Somali campaigners call for criminalisation of FGM

Somalia's constitution prohibits female genital mutilation, but efforts to pass legislation to punish offenders have been stalled.

NAIROBI - A 10-year-old girl in central Somalia has died after undergoing female genital mutilation (FGM), prompting calls from campaigners to criminalise the internationally condemned practice in a country with the world's highest rates.

The girl was taken by her mother to a traditional circumciser on July 14. The procedure left her bleeding and she died in hospital due to a haemorrhage two days later.

"The circumciser is suspected to have cut an important vein in the course of the operation," said Hawa Aden Mohamed, director of the Galkayo Education Center for Peace and Development (GECPD), a local women's rights group.

"The woman who performed the operation has not been arrested but even if she was, there is no law that would ensure she is punished for the act.
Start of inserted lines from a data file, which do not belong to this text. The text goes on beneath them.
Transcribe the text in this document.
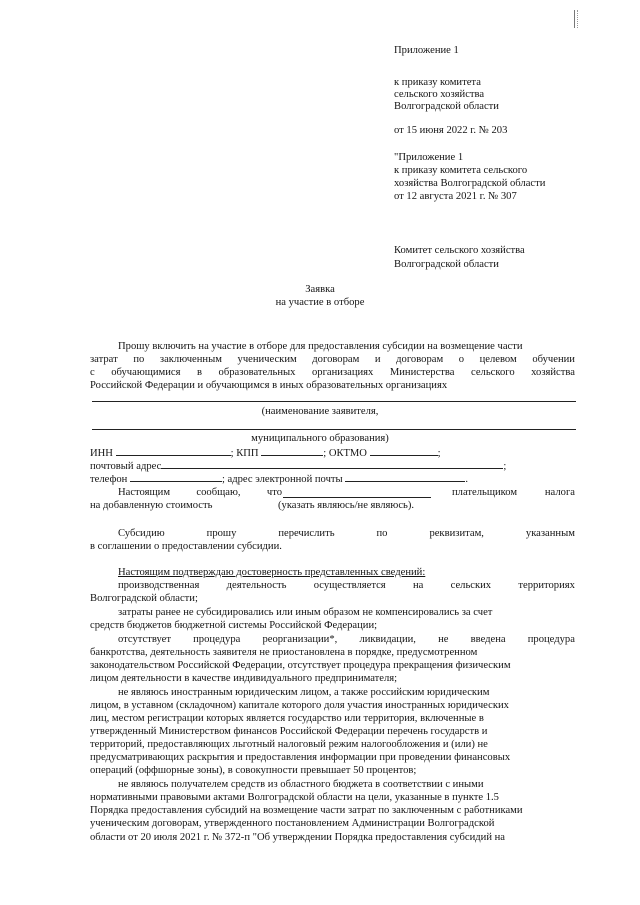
Приложение 1
к приказу комитета
сельского хозяйства
Волгоградской области
от 15 июня 2022 г. № 203
"Приложение 1
к приказу комитета сельского
хозяйства Волгоградской области
от 12 августа 2021 г. № 307
Комитет сельского хозяйства
Волгоградской области
Заявка
на участие в отборе
Прошу включить на участие в отборе для предоставления субсидии на возмещение части
затрат по заключенным ученическим договорам и договорам о целевом обучении
с обучающимися в образовательных организациях Министерства сельского хозяйства
Российской Федерации и обучающимся в иных образовательных организациях
(наименование заявителя,
муниципального образования)
ИНН	; КПП	; ОКТМО	;
почтовый адрес	;
телефон	; адрес электронной почты	.
Настоящим сообщаю, что	плательщиком	налога
на добавленную стоимость	(указать являюсь/не являюсь).
Субсидию	прошу	перечислить	по	реквизитам,	указанным
в соглашении о предоставлении субсидии.
Настоящим подтверждаю достоверность представленных сведений:
производственная	деятельность	осуществляется	на	сельских	территориях
Волгоградской области;
затраты ранее не субсидировались или иным образом не компенсировались за счет
средств бюджетов бюджетной системы Российской Федерации;
отсутствует процедура реорганизации*, ликвидации, не введена процедура
банкротства, деятельность заявителя не приостановлена в порядке, предусмотренном
законодательством Российской Федерации, отсутствует процедура прекращения физическим
лицом деятельности в качестве индивидуального предпринимателя;
не являюсь иностранным юридическим лицом, а также российским юридическим
лицом, в уставном (складочном) капитале которого доля участия иностранных юридических
лиц, местом регистрации которых является государство или территория, включенные в
утвержденный Министерством финансов Российской Федерации перечень государств и
территорий, предоставляющих льготный налоговый режим налогообложения и (или) не
предусматривающих раскрытия и предоставления информации при проведении финансовых
операций (оффшорные зоны), в совокупности превышает 50 процентов;
не являюсь получателем средств из областного бюджета в соответствии с иными
нормативными правовыми актами Волгоградской области на цели, указанные в пункте 1.5
Порядка предоставления субсидий на возмещение части затрат по заключенным с работниками
ученическим договорам, утвержденного постановлением Администрации Волгоградской
области от 20 июля 2021 г. № 372-п "Об утверждении Порядка предоставления субсидий на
This is just one among many cases happening on a daily basis across Somalia."

An estimated 200 million girls and women worldwide have undergone FGM, which usually involves the partial or total removal of the female genitalia and can cause a host of serious health problems, says the United Nations.

The ancient ritual - practised in at least 27 African countries and parts of Asia and the Middle East - is usually carried out by traditional cutters, often using unsterilised blades or knives.

Health experts say FGM can cause fatal childbirth complications later in life. In some cases, girls can bleed to death or die from infections following the procedure, although it is hidden within communities and rarely reported.

Located in eastern Africa and troubled by decades of civil war, Somalia has the world's highest rates of FGM. According to the UN, 98 percent of women between 15 and 49 have been subjected to the ritual.